Supremo mantém demissões na Rádio Tabajara

Governo buscou suspender decisão judicial que determinou a demissão de prestadores de serviço.




O ministro Ricardo Lewandowski, do Supremo Tribunal Federal (STF), negou pedido de liminar em favor do governo da Paraíba para suspender a demissão de prestadores de serviço na Rádio Tabajara, emissora oficial do Estado. “Isso posto, indefiro a medida liminar. Cite-se o requerido para apresentar defesa no prazo legal. Publique-se”, destaca o despacho do ministro.

O Estado da Paraíba apresentou Ação Cautelar (AC 3042), com pedido de liminar, ao Supremo Tribunal Federal (STF), com o objetivo de paralisar execução de decisão que determinou a exoneração de prestadores de serviço na Rádio Tabajara. Por meio da ação cautelar, os procuradores do Estado solicitam que a Corte atribua efeito suspensivo a um Recurso Extraordinário contra acórdão proferido pelo Tribunal de Justiça da Paraíba (TJ/PB).

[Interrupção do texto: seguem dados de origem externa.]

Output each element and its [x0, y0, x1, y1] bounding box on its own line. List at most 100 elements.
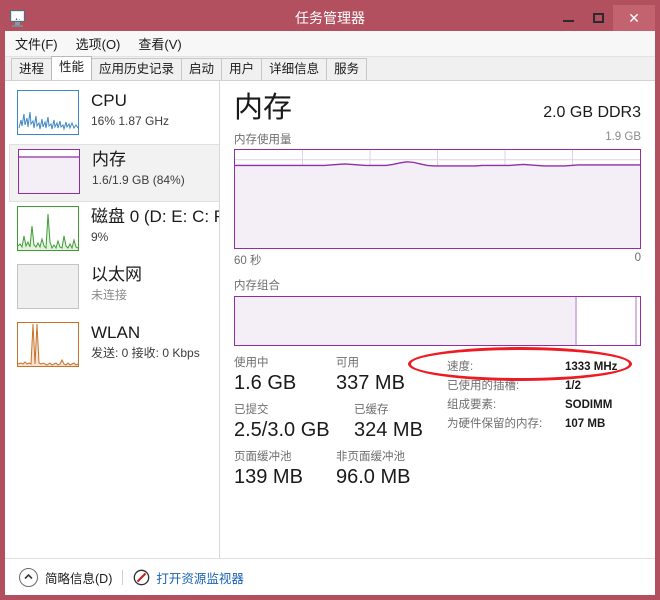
stat-available-label: 可用	[336, 357, 359, 369]
memory-stats: 使用中 1.6 GB 可用 337 MB 已提交 2.5/3.0 GB 已缓存 …	[234, 347, 641, 497]
sidebar-item-ethernet[interactable]: 以太网 未连接	[5, 260, 219, 318]
detail-slots-used-value: 1/2	[565, 380, 581, 392]
stat-committed-label: 已提交	[234, 404, 269, 416]
stat-committed: 已提交 2.5/3.0 GB	[234, 403, 354, 443]
tab-startup[interactable]: 启动	[181, 58, 223, 80]
detail-row-slots-used: 已使用的插槽: 1/2	[447, 377, 641, 396]
task-manager-window: 任务管理器 ✕ 文件(F) 选项(O) 查看(V) 进程 性能 应用历史记录 启…	[0, 0, 660, 600]
detail-speed-value: 1333 MHz	[565, 361, 618, 373]
sidebar-item-cpu-sub: 16% 1.87 GHz	[91, 114, 170, 128]
window-controls: ✕	[553, 5, 655, 31]
minimize-icon	[562, 20, 574, 22]
footer-divider	[122, 569, 124, 585]
detail-hardware-reserved-value: 107 MB	[565, 418, 606, 430]
usage-area-fill	[235, 161, 640, 248]
stat-in-use-label: 使用中	[234, 357, 269, 369]
footer-bar: 简略信息(D) 打开资源监视器	[5, 558, 655, 595]
sidebar-item-disk-sub: 9%	[91, 230, 109, 244]
ethernet-thumbnail-icon	[17, 264, 79, 309]
sidebar-item-disk-title: 磁盘 0 (D: E: C: F:	[91, 207, 219, 226]
stat-paged-pool: 页面缓冲池 139 MB	[234, 450, 336, 490]
stat-nonpaged-pool: 非页面缓冲池 96.0 MB	[336, 450, 438, 490]
resource-monitor-icon[interactable]	[133, 569, 150, 586]
fewer-details-button[interactable]: 简略信息(D)	[45, 568, 112, 587]
sidebar-item-disk[interactable]: 磁盘 0 (D: E: C: F: 9%	[5, 202, 219, 260]
sidebar-item-wlan-sub: 发送: 0 接收: 0 Kbps	[91, 346, 200, 360]
usage-graph-axis: 60 秒 0	[234, 252, 641, 268]
stat-row-1: 使用中 1.6 GB 可用 337 MB	[234, 356, 439, 396]
stat-available-value: 337 MB	[336, 372, 405, 394]
close-icon: ✕	[628, 10, 640, 26]
usage-graph-label: 内存使用量	[234, 134, 292, 146]
maximize-icon	[592, 13, 604, 23]
axis-label-left: 60 秒	[234, 255, 262, 267]
detail-form-factor-value: SODIMM	[565, 399, 613, 411]
sidebar-item-ethernet-title: 以太网	[91, 265, 142, 284]
memory-composition-label: 内存组合	[234, 280, 280, 292]
cpu-thumbnail-icon	[17, 90, 79, 135]
sidebar-item-memory-sub: 1.6/1.9 GB (84%)	[92, 173, 185, 187]
memory-detail-panel: 内存 2.0 GB DDR3 内存使用量 1.9 GB 60 秒 0 内存组合	[220, 81, 655, 558]
stat-committed-value: 2.5/3.0 GB	[234, 419, 330, 441]
menu-item-file[interactable]: 文件(F)	[15, 34, 58, 53]
memory-hardware-summary: 2.0 GB DDR3	[543, 104, 641, 121]
task-manager-monitor-icon	[7, 7, 29, 29]
chevron-up-icon[interactable]	[19, 567, 38, 587]
wlan-thumbnail-icon	[17, 322, 79, 367]
menu-item-view[interactable]: 查看(V)	[138, 34, 181, 53]
stat-in-use: 使用中 1.6 GB	[234, 356, 336, 396]
detail-row-speed: 速度: 1333 MHz	[447, 358, 641, 377]
stat-in-use-value: 1.6 GB	[234, 372, 297, 394]
stat-nonpaged-pool-value: 96.0 MB	[336, 466, 411, 488]
stat-paged-pool-label: 页面缓冲池	[234, 451, 292, 463]
detail-speed-label: 速度:	[447, 361, 474, 373]
axis-label-right: 0	[634, 252, 641, 264]
menu-item-options[interactable]: 选项(O)	[76, 34, 121, 53]
usage-graph-max: 1.9 GB	[605, 131, 641, 143]
tab-details[interactable]: 详细信息	[261, 58, 328, 80]
tab-app-history[interactable]: 应用历史记录	[91, 58, 183, 80]
menu-bar: 文件(F) 选项(O) 查看(V)	[5, 31, 655, 57]
title-bar: 任务管理器 ✕	[5, 5, 655, 31]
sidebar-item-memory-title: 内存	[92, 150, 126, 169]
sidebar-item-ethernet-sub: 未连接	[91, 288, 128, 302]
sidebar-item-cpu[interactable]: CPU 16% 1.87 GHz	[5, 86, 219, 144]
resource-sidebar: CPU 16% 1.87 GHz 内存 1.6/1.9 GB (84%) 磁盘 …	[5, 81, 220, 558]
detail-form-factor-label: 组成要素:	[447, 399, 497, 411]
content-area: CPU 16% 1.87 GHz 内存 1.6/1.9 GB (84%) 磁盘 …	[5, 81, 655, 558]
composition-divider	[635, 297, 637, 345]
sidebar-item-cpu-title: CPU	[91, 91, 127, 110]
stat-paged-pool-value: 139 MB	[234, 466, 303, 488]
tab-strip: 进程 性能 应用历史记录 启动 用户 详细信息 服务	[5, 56, 655, 81]
detail-hardware-reserved-label: 为硬件保留的内存:	[447, 418, 543, 430]
sidebar-item-wlan-title: WLAN	[91, 323, 141, 342]
memory-composition-bar[interactable]	[234, 296, 641, 346]
memory-stats-left: 使用中 1.6 GB 可用 337 MB 已提交 2.5/3.0 GB 已缓存 …	[234, 356, 439, 497]
stat-nonpaged-pool-label: 非页面缓冲池	[336, 451, 405, 463]
tab-users[interactable]: 用户	[221, 58, 263, 80]
stat-available: 可用 337 MB	[336, 356, 438, 396]
tab-processes[interactable]: 进程	[11, 58, 53, 80]
stat-row-2: 已提交 2.5/3.0 GB 已缓存 324 MB	[234, 403, 439, 443]
detail-row-hardware-reserved: 为硬件保留的内存: 107 MB	[447, 415, 641, 434]
open-resource-monitor-link[interactable]: 打开资源监视器	[156, 568, 244, 587]
sidebar-item-memory[interactable]: 内存 1.6/1.9 GB (84%)	[9, 144, 219, 202]
tab-services[interactable]: 服务	[326, 58, 368, 80]
memory-hardware-details: 速度: 1333 MHz 已使用的插槽: 1/2 组成要素: SODIMM 为硬…	[408, 347, 641, 497]
detail-row-form-factor: 组成要素: SODIMM	[447, 396, 641, 415]
disk-thumbnail-icon	[17, 206, 79, 251]
tab-performance[interactable]: 性能	[51, 56, 93, 80]
usage-graph-caption: 内存使用量 1.9 GB	[234, 131, 641, 147]
composition-segment-in-use	[235, 297, 578, 345]
close-button[interactable]: ✕	[613, 5, 655, 31]
stat-row-3: 页面缓冲池 139 MB 非页面缓冲池 96.0 MB	[234, 450, 439, 490]
page-title: 内存	[234, 92, 293, 124]
panel-header: 内存 2.0 GB DDR3	[234, 91, 641, 125]
memory-thumbnail-icon	[18, 149, 80, 194]
maximize-button[interactable]	[583, 5, 613, 31]
sidebar-item-wlan[interactable]: WLAN 发送: 0 接收: 0 Kbps	[5, 318, 219, 376]
detail-slots-used-label: 已使用的插槽:	[447, 380, 520, 392]
minimize-button[interactable]	[553, 5, 583, 31]
memory-usage-graph	[234, 149, 641, 249]
memory-usage-plot	[235, 150, 640, 248]
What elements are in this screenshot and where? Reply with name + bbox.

Na origem, trata-se de ação civil pública proposta pelo Ministério Público do estado (MPE/PB) contra a Rádio Tabajara. O pedido do MP foi julgado procedente pela 3ª Vara da Fazenda Pública da Comarca de João Pessoa. Recurso interposto ao TJ teve provimento negado ao fundamento de que “o instituto da contratação temporária se aplicaria tão-somente às atividades de natureza eventual, temporária e excepcional”.

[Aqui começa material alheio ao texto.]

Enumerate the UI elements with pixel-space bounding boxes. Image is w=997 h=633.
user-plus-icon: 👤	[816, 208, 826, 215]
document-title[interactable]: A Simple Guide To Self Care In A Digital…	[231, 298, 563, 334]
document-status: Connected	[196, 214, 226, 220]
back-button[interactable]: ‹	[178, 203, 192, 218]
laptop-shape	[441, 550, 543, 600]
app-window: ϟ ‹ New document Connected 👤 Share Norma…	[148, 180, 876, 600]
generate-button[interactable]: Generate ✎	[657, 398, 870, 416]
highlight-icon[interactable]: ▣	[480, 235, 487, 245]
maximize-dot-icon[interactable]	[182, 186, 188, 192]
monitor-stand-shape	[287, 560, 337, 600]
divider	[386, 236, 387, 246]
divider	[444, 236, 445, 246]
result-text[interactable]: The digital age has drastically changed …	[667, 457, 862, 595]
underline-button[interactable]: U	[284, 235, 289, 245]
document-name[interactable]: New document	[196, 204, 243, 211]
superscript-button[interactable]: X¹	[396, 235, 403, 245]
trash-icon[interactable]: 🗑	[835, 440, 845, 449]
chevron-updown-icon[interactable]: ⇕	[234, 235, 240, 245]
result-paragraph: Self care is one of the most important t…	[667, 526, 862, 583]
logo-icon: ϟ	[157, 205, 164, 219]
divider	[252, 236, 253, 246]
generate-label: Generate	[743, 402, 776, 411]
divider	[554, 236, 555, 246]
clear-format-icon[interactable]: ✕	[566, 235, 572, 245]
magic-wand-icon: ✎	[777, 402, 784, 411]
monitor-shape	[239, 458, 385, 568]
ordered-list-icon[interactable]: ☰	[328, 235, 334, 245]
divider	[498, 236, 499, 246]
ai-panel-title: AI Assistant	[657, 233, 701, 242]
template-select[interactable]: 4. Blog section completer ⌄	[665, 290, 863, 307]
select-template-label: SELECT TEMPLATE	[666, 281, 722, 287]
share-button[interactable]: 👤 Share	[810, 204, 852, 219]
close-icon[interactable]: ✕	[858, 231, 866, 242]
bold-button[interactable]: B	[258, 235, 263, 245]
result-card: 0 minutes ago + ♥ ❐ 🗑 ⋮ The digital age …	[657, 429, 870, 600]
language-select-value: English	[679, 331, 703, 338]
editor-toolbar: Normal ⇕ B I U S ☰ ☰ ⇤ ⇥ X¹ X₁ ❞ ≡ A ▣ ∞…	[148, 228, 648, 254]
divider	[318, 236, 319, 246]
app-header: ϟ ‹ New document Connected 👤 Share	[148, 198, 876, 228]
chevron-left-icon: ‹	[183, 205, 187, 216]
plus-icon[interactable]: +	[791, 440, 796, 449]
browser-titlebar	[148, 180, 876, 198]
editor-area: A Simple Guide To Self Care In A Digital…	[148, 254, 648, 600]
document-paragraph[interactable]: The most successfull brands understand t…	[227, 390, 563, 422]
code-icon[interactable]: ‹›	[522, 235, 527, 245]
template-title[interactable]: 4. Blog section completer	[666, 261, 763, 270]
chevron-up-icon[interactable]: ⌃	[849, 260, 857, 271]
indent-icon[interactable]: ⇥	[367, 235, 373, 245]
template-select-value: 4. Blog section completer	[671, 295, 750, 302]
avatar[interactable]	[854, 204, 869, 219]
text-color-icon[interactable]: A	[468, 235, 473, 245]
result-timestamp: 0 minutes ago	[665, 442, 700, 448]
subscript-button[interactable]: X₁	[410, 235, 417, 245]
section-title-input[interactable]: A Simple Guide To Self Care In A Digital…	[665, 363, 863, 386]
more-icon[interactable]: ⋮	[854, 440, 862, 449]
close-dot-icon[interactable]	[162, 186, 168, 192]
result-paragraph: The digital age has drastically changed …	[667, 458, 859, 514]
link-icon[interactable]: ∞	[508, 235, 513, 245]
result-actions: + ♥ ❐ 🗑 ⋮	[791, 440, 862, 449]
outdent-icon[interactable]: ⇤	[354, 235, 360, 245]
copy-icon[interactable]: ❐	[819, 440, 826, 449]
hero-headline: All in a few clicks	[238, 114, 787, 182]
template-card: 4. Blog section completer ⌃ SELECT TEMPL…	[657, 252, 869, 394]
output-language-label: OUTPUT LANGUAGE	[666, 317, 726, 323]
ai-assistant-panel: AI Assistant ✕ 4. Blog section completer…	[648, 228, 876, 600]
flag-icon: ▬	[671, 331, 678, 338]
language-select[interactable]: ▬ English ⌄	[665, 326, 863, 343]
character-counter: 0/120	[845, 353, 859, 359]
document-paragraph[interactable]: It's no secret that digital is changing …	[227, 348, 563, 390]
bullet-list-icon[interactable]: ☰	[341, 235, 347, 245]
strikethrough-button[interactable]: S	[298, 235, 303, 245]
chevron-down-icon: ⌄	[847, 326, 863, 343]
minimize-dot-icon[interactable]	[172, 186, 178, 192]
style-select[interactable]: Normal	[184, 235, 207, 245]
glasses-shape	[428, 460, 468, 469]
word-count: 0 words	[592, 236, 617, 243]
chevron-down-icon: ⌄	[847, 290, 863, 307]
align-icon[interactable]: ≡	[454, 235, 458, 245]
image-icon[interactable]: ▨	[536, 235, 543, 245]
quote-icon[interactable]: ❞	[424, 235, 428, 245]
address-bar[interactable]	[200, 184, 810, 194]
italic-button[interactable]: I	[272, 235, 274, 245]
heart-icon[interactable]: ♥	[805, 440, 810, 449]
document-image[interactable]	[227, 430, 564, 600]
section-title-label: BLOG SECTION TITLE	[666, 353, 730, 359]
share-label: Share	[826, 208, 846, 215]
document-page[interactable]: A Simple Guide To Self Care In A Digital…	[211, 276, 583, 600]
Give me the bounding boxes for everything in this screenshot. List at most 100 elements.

Conforme os procuradores do estado, apesar de o julgamento do recurso extraordinário ainda estar pendente, o MP estadual iniciou a execução do julgado, requerendo o cumprimento integral da sentença com a exoneração dos servidores e a devolução ao órgão de origem. Este pedido foi deferido pelo Juízo da 3ª Vara da Fazenda Pública da Comarca de João Pessoa, sob pena de pagamento de multa diária no montante de R$ 5 mil.

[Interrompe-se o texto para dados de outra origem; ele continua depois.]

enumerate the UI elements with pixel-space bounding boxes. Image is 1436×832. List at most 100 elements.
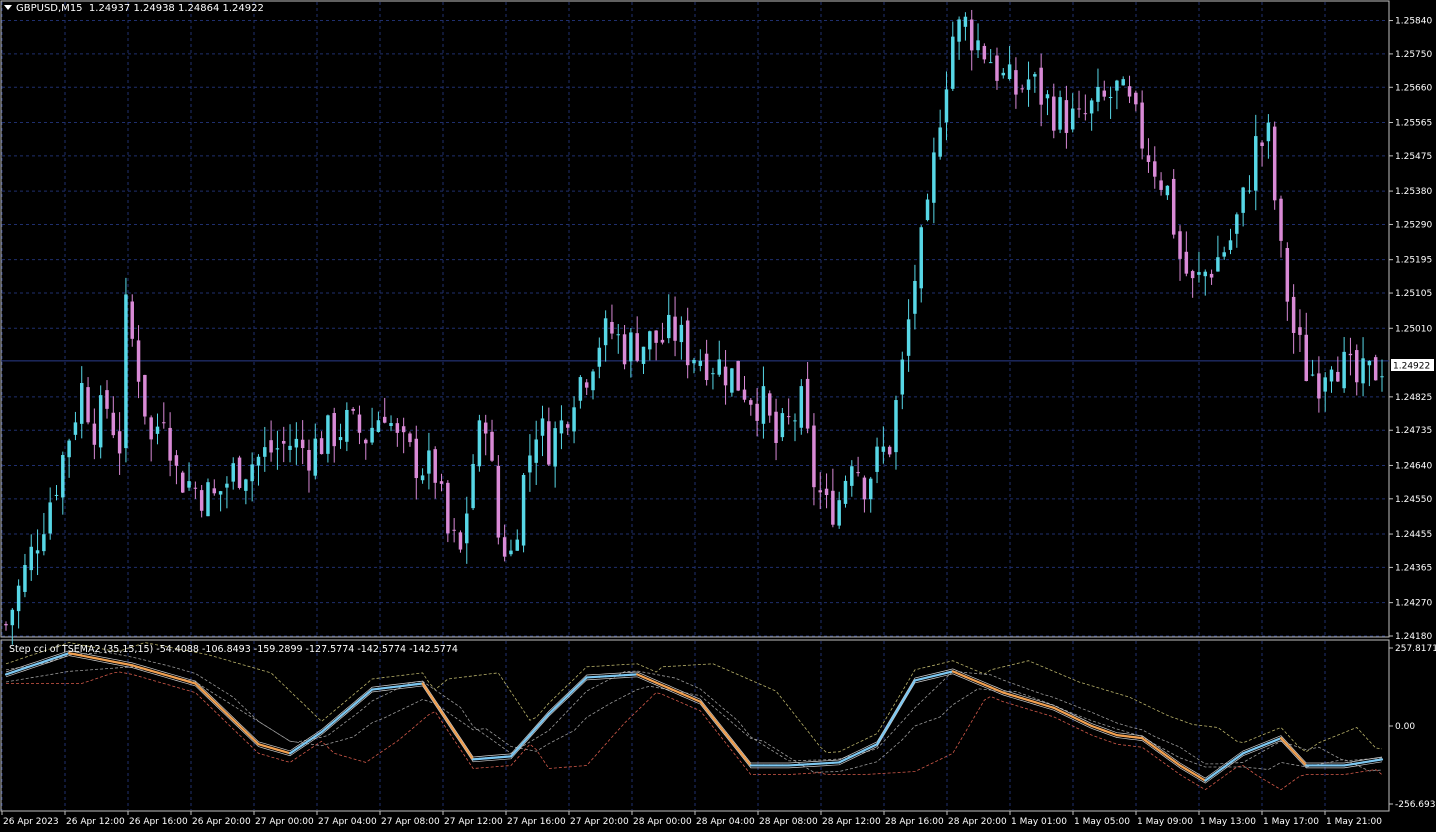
candle-body	[61, 455, 65, 498]
band-mid-line-1	[5, 651, 1383, 765]
collapse-triangle-icon[interactable]	[4, 5, 12, 10]
candle-body	[1001, 72, 1006, 76]
candle-body	[10, 609, 15, 626]
candle-body	[446, 482, 450, 534]
candle-body	[326, 415, 330, 454]
candle-body	[206, 482, 210, 517]
candle-body	[1140, 102, 1144, 149]
candle-body	[591, 371, 595, 391]
chart-canvas[interactable]: 1.25840 1.25750 1.25660 1.25565 1.25475 1.253…	[0, 0, 1436, 832]
candle-body	[1127, 86, 1132, 97]
candle-body	[294, 438, 299, 448]
cci-segment	[882, 721, 891, 735]
candle-body	[54, 494, 59, 496]
candle-body	[307, 449, 311, 471]
candle-body	[1064, 100, 1069, 133]
price-tick-label: 1.24365	[1395, 563, 1432, 573]
cci-segment	[1147, 741, 1156, 749]
time-tick-label: 1 May 21:00	[1326, 817, 1382, 827]
time-tick-label: 27 Apr 00:00	[255, 817, 314, 827]
candle-body	[92, 423, 97, 445]
candle-body	[1083, 113, 1088, 115]
candle-body	[212, 488, 217, 494]
candle-body	[799, 386, 804, 428]
time-tick-label: 26 Apr 12:00	[66, 817, 125, 827]
candle-body	[42, 534, 46, 552]
candle-body	[319, 438, 324, 455]
candle-body	[1014, 70, 1018, 95]
candle-body	[1033, 74, 1037, 77]
cci-segment	[1204, 774, 1213, 782]
candle-body	[395, 423, 400, 433]
candle-body	[1291, 296, 1296, 333]
candle-body	[35, 550, 40, 554]
candle-body	[1089, 100, 1094, 114]
candle-body	[925, 199, 930, 221]
candle-body	[1026, 79, 1031, 90]
candle-body	[1266, 122, 1271, 142]
time-axis: 26 Apr 2023 26 Apr 12:00 26 Apr 16:00 26 Ap…	[1, 811, 1382, 827]
candle-body	[1102, 90, 1107, 97]
candle-body	[1045, 94, 1050, 99]
cci-segment	[320, 725, 330, 734]
candle-body	[780, 413, 785, 438]
candle-body	[704, 353, 709, 381]
candle-body	[1007, 64, 1012, 80]
cci-segment	[440, 710, 449, 723]
candle-body	[641, 346, 646, 364]
price-tick-label: 1.25290	[1395, 220, 1432, 230]
candle-body	[982, 45, 987, 60]
candle-body	[496, 465, 501, 538]
candle-body	[629, 332, 633, 362]
candle-body	[1336, 371, 1340, 382]
candle-body	[862, 477, 867, 500]
candle-body	[105, 390, 109, 409]
price-axis: 1.25840 1.25750 1.25660 1.25565 1.25475 1.253…	[1389, 17, 1432, 642]
candle-body	[29, 546, 33, 571]
candle-body	[237, 457, 242, 488]
time-tick-label: 27 Apr 16:00	[507, 817, 566, 827]
candle-body	[1272, 126, 1277, 201]
candle-body	[742, 389, 747, 400]
cci-segment	[875, 732, 885, 746]
candle-body	[786, 416, 791, 418]
candle-body	[736, 360, 740, 391]
candle-body	[471, 463, 475, 509]
price-tick-label: 1.25565	[1395, 118, 1432, 128]
candle-body	[805, 378, 810, 429]
cci-segment	[1235, 752, 1245, 759]
time-tick-label: 27 Apr 08:00	[381, 817, 440, 827]
candle-body	[913, 280, 917, 314]
candle-body	[1355, 350, 1359, 383]
candle-body	[1146, 155, 1151, 162]
candle-body	[540, 418, 545, 436]
indicator-tick-label: 0.00	[1395, 722, 1415, 732]
time-tick-label: 26 Apr 16:00	[129, 817, 188, 827]
candle-body	[1096, 86, 1100, 102]
price-tick-label: 1.25195	[1395, 256, 1432, 266]
band-mid-line-2	[5, 666, 1383, 773]
band-lower-line	[6, 671, 1383, 791]
candle-body	[86, 387, 90, 423]
candle-body	[1178, 231, 1182, 259]
time-tick-label: 1 May 05:00	[1074, 817, 1130, 827]
candle-body	[850, 466, 854, 486]
candle-body	[723, 366, 728, 386]
candle-body	[900, 359, 905, 395]
candle-body	[1342, 351, 1346, 389]
candle-body	[351, 408, 355, 411]
candle-body	[23, 565, 27, 592]
candle-body	[1115, 80, 1119, 91]
candle-body	[1216, 257, 1220, 272]
cci-segment	[364, 688, 374, 696]
cci-segment	[901, 689, 910, 703]
price-tick-label: 1.25475	[1395, 152, 1432, 162]
candle-body	[906, 319, 911, 356]
chart-header: GBPUSD,M15 1.24937 1.24938 1.24864 1.249…	[4, 3, 264, 14]
cci-segment	[459, 739, 468, 752]
candle-body	[1190, 271, 1195, 279]
time-tick-label: 28 Apr 08:00	[759, 817, 818, 827]
ohlc-readout: 1.24937 1.24938 1.24864 1.24922	[88, 3, 264, 14]
price-tick-label: 1.24270	[1395, 599, 1432, 609]
candle-body	[1279, 198, 1283, 241]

Dessa forma, eles pediram urgência na concessão de efeito suspensivo ao recurso extraordinário para suspender “a precoce execução do julgado, que certamente irá acarretar transtornos irreparáveis ao Estado”. Segundo os procuradores, o cumprimento imediato da decisão, conforme determinado, ou seja, sem nenhum prazo mínimo para a reestruturação do organograma administrativo “irá inviabilizar a gestão estatal e a prestação do serviço público, além de acarretar pesada multa a ser arcada pelo erário”.